Just one serving a day of pulses and grains such as chickpeas, beans, lentils and peas could be the secret to weight loss and aid your efforts, a study published in The American Journal of Clinical Nutrition concludes.
Recently, we looked at chickpeas as a superfood, and turn out that consuming just 130g of chickpeas or beans or pulses each can lead to a weight loss of 0.34 kg, researchers have found. However, the researchers warned that despite these clear benefits, many people refrain from eating pulses of any kind and even if they do, it’s restricted to small serving. When it comes to chickpeas or beans, the legend goes that it bloats up in your stomach, leading many people to eschew it altogether.
The reason behind this weight-loss power in pulses is their inherent low glycemic index, which means the body takes time breaking them down in your stomach. This means eating one full serving can actually make you feel just as full and could even displace animal protein as well trans-fat, which also leave you with excess fat.
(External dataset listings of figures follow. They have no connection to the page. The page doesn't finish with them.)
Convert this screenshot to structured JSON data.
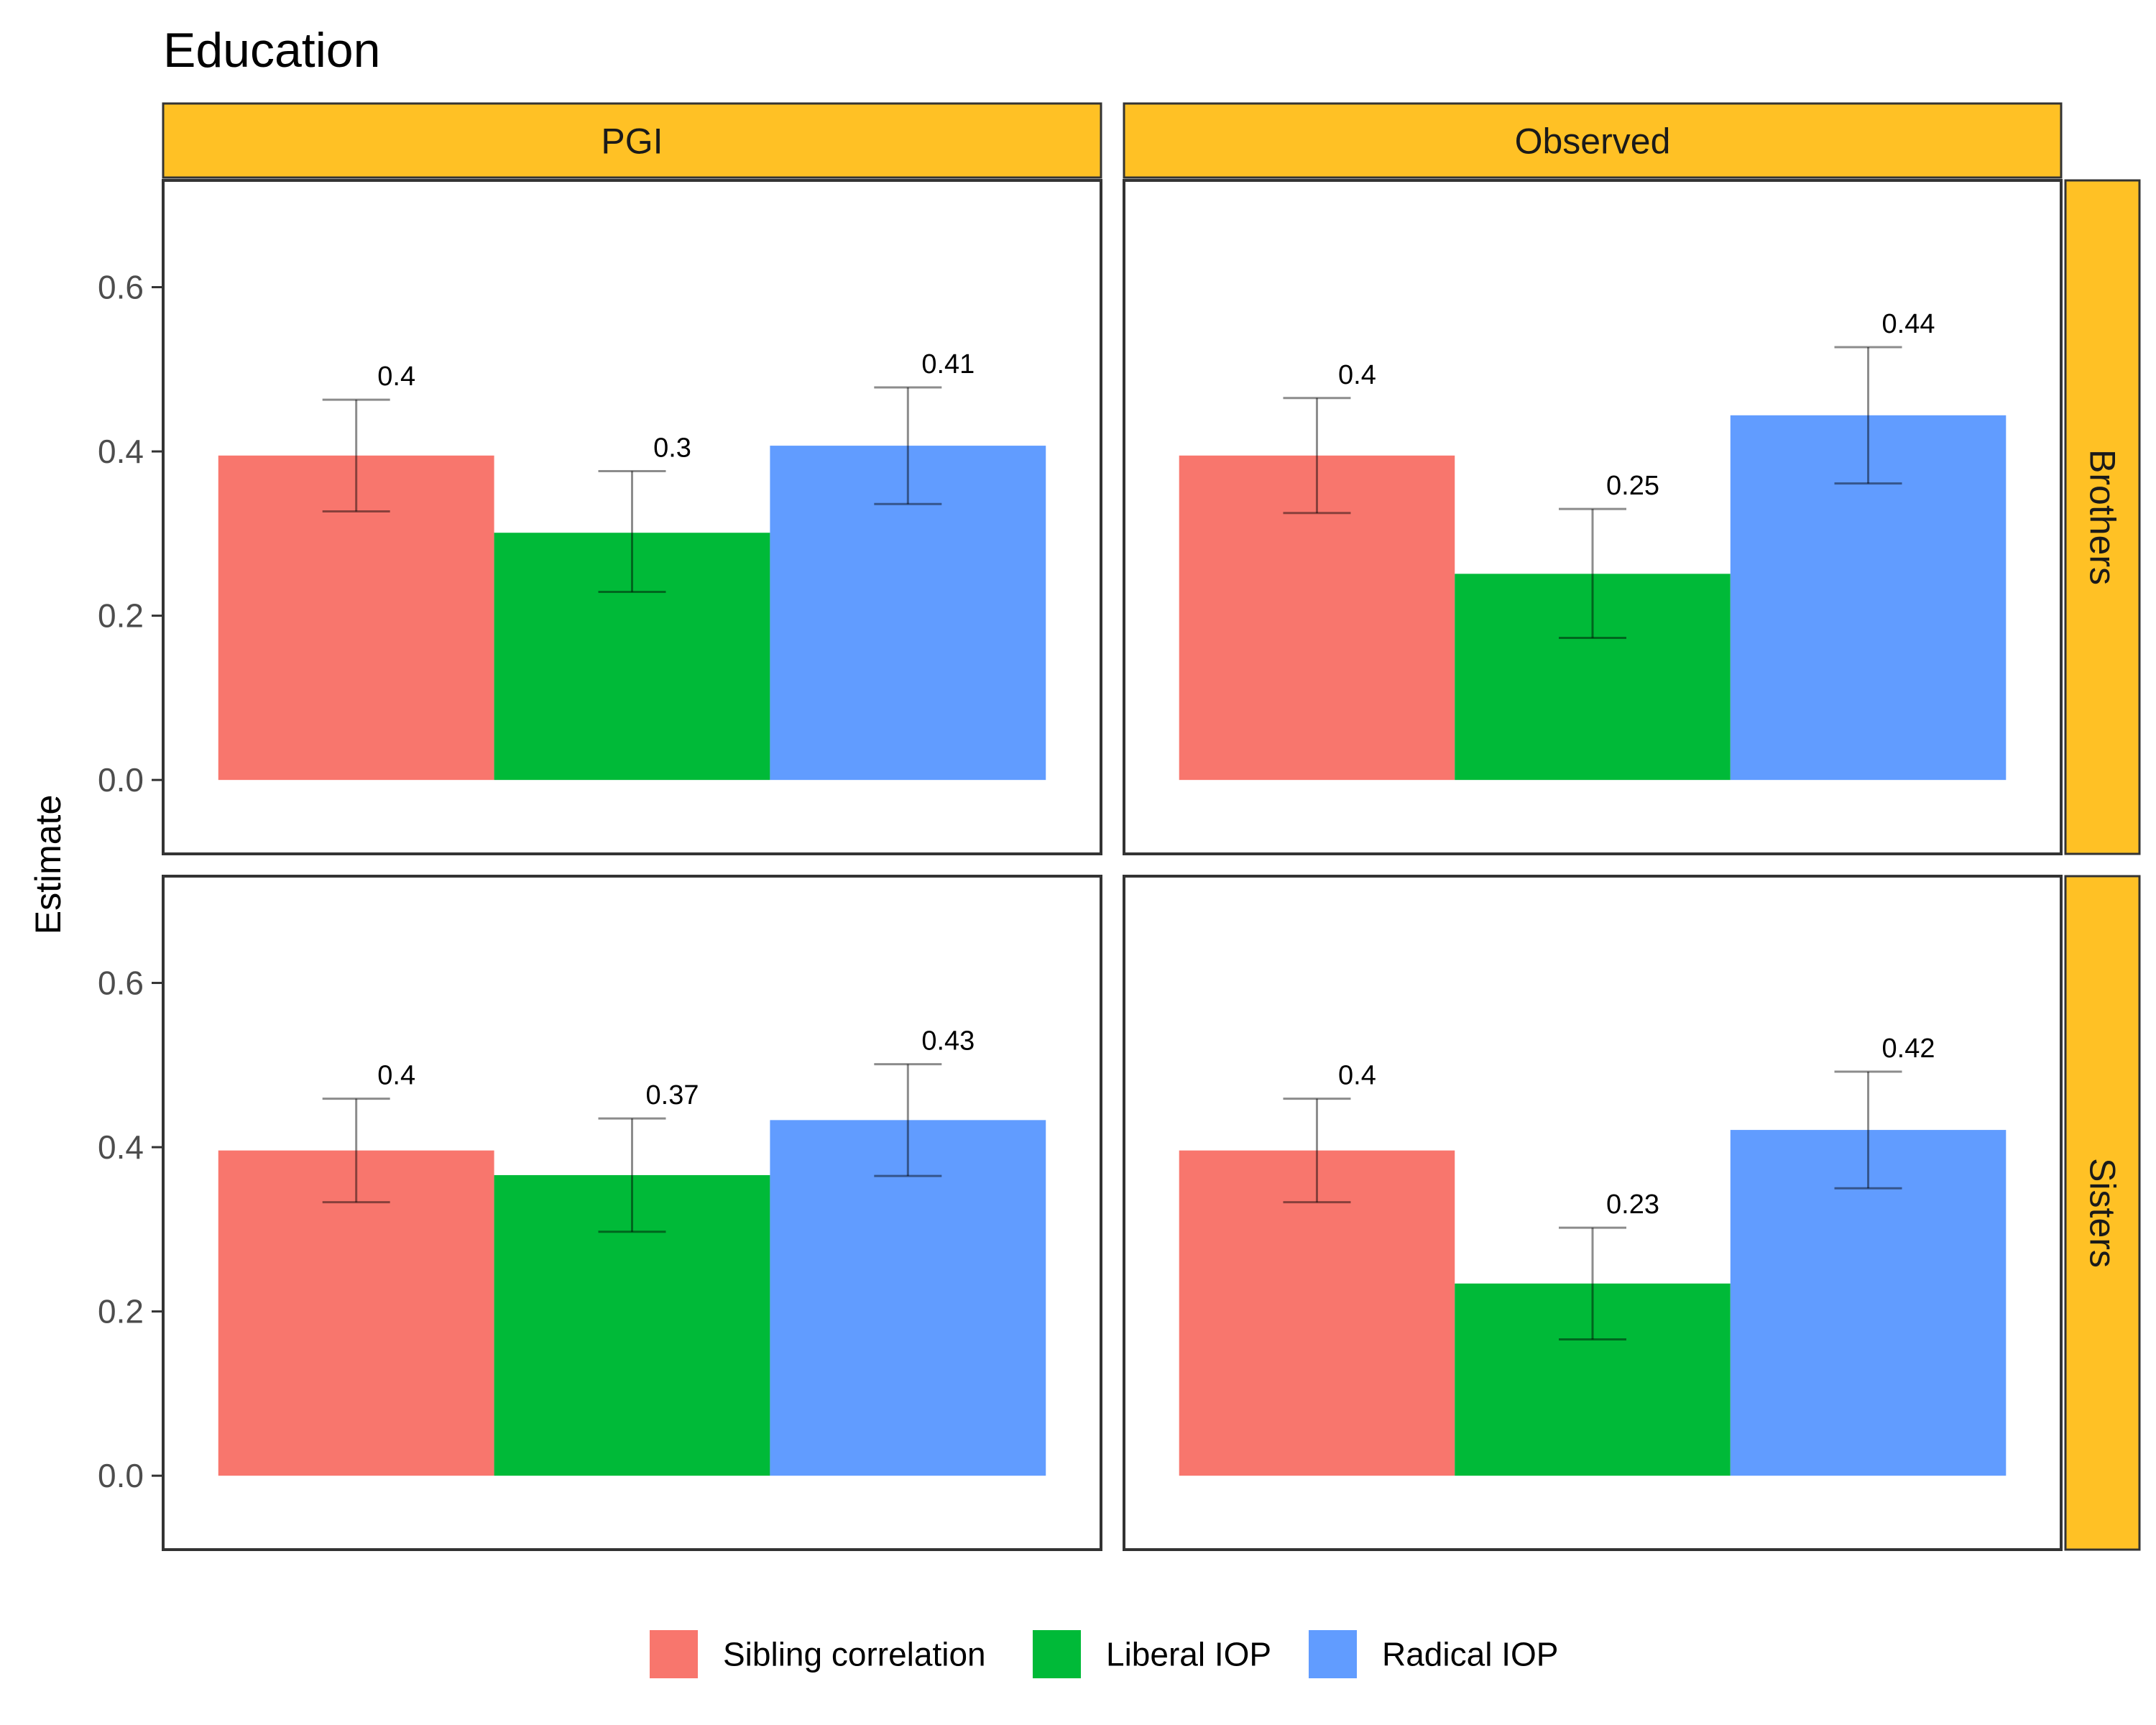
{
  "chart_data": {
    "type": "bar",
    "title": "Education",
    "ylabel": "Estimate",
    "xlabel": "",
    "ylim": [
      -0.09,
      0.73
    ],
    "yticks": [
      0.0,
      0.2,
      0.4,
      0.6
    ],
    "ytick_labels": [
      "0.0",
      "0.2",
      "0.4",
      "0.6"
    ],
    "column_facets": [
      "PGI",
      "Observed"
    ],
    "row_facets": [
      "Brothers",
      "Sisters"
    ],
    "series": [
      {
        "name": "Sibling correlation",
        "color": "#F8766D"
      },
      {
        "name": "Liberal IOP",
        "color": "#00BA38"
      },
      {
        "name": "Radical IOP",
        "color": "#619CFF"
      }
    ],
    "panels": [
      {
        "row": "Brothers",
        "col": "PGI",
        "values": [
          0.395,
          0.301,
          0.407
        ],
        "ci_low": [
          0.327,
          0.229,
          0.336
        ],
        "ci_high": [
          0.463,
          0.376,
          0.478
        ],
        "labels": [
          "0.4",
          "0.3",
          "0.41"
        ]
      },
      {
        "row": "Brothers",
        "col": "Observed",
        "values": [
          0.395,
          0.251,
          0.444
        ],
        "ci_low": [
          0.325,
          0.173,
          0.361
        ],
        "ci_high": [
          0.465,
          0.33,
          0.527
        ],
        "labels": [
          "0.4",
          "0.25",
          "0.44"
        ]
      },
      {
        "row": "Sisters",
        "col": "PGI",
        "values": [
          0.396,
          0.366,
          0.433
        ],
        "ci_low": [
          0.333,
          0.297,
          0.365
        ],
        "ci_high": [
          0.459,
          0.435,
          0.501
        ],
        "labels": [
          "0.4",
          "0.37",
          "0.43"
        ]
      },
      {
        "row": "Sisters",
        "col": "Observed",
        "values": [
          0.396,
          0.234,
          0.421
        ],
        "ci_low": [
          0.333,
          0.166,
          0.35
        ],
        "ci_high": [
          0.459,
          0.302,
          0.492
        ],
        "labels": [
          "0.4",
          "0.23",
          "0.42"
        ]
      }
    ],
    "strip_color": "#FFC125",
    "legend_position": "bottom",
    "grid": false
  }
}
“So there is room for most of us to incorporate dietary pulses in our diet and realise potential weight management benefits,” Russell de Souza from St Michael’s Hospital in Canada, told a PTI report. The study looked at 940 adults – men and women – who lost an average of 0.34 kg over six weeks with the addition of a single serving of pulses, beans to the diet. They didn’t even need to reduce intake of other foods in this exercise, so curbing your cravings further could have a bigger impact.
“This new study fits well with our previous work, which found that pulses increased the feeling of fullness by 31 per cent, which may indeed result in less food intake,” de Souza added.
The iron, phosphate, calcium, magnesium manganese, zinc and vitamin K content present in chickpeas all contribute to building and maintaining bone structure and strength. The high fiber, potassium, vitamin C and vitamin B-6 content, coupled with the lack of cholesterol support heart health.
Pulses and grains contain higher dietary fibers and they are commonly recognized as important factors in weight management and loss by functioning as “bulking agents” in the digestive system. These compounds increase satiety and reduce appetite, making you feel fuller for longer and thereby lowering your overall calorie intake. With their high-fiber content, chickpeas help to prevent constipation and promote regularity for a healthy digestive tract.